Mandan Earth Lodges

Jeff inside Mandan Earth Lodge
inside earth lodge at Knife River National Park

  The Mandan tribe is mostly known for being the hosts of the Lewis and Clark expedition when they wintered in 1805 on their way to the Pacific Ocean.  I took an interest in them from reading the logs of Lewis and Clark's trip, but also in their unusual home design.  Since the Mandans stayed in one place unlike many other tribes in their area, their homes were more permanent.  I wanted to see how they were built so I took a quick trip up to North Dakota.

   I read Elizabeth Fenn's book Encounters at the Heart of the World.   This nformative work gave me an idea of where to go to see the earth lodges today. 


Mandan earth lodge frame
earth lodge frame, Stanton, ND

Earth lodges were generally 30 to 40 feet in diameter, though community lodges were much larger.  The floor was sunk a foot or two. 

earth lodge interior
dome framing (Fort Abraham Lincoln Park)

A hole was left at the top for light to enter and smoke from the central fireplace to escape.

mandan earth lodge interior
interior (Knife River National Park)

Cross-threaded willow branches covered the framework horizontally.
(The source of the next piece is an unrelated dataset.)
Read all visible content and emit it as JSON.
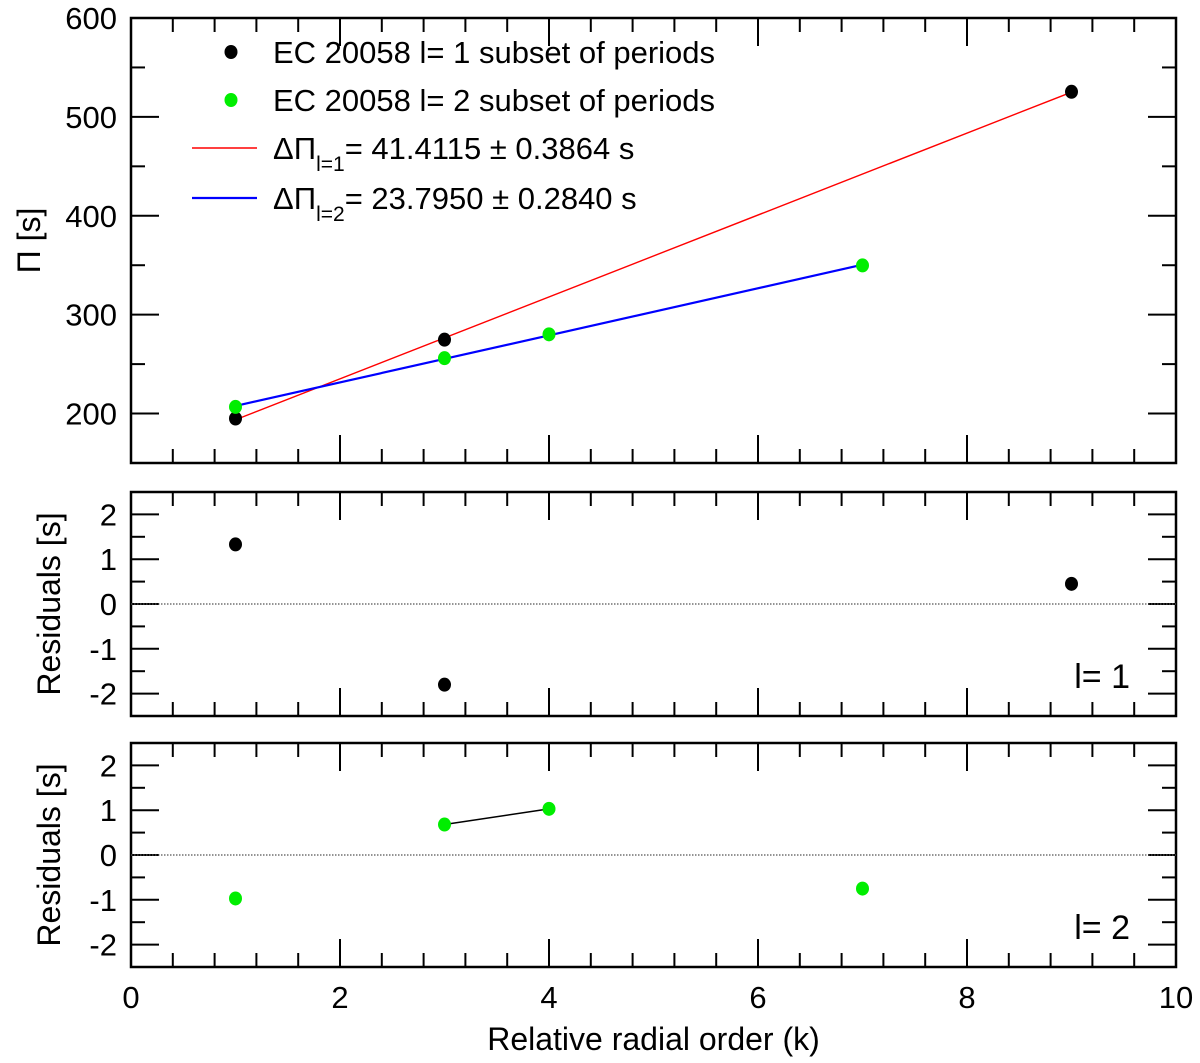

This was topped with pulled grass, then dirt on top of that.  Grass was sown in the dirt to help keept the soil in place.

community earth lodge
much larger community earth lodge (Fort Abraham Lincoln, ND)

exterior Mandan earth lodge
exterior (Knife River National Park, ND)

The outside framing was designed to keep the dirt from slipping down and as a foothold for climbing onto the roof.

exterior Mandan earth lodges
exterior (Fort Abraham Lincoln National Park, ND)

If the weather got bad, the round boats could be used as a cover over the smoke hole.

Mandan village model
On a Slant Mandan Village model. note that entrances point to comunity square (Fort Abraham Lincoln National Park)


On a Slant Village location was selected for its protective ditch on one side, and the Missouri River on another.  Other tribes attacked the Mandan villages from time to time.

In 2010 an earth lodge was constructed in Kearney, Nebraska, although they did use some modern tools.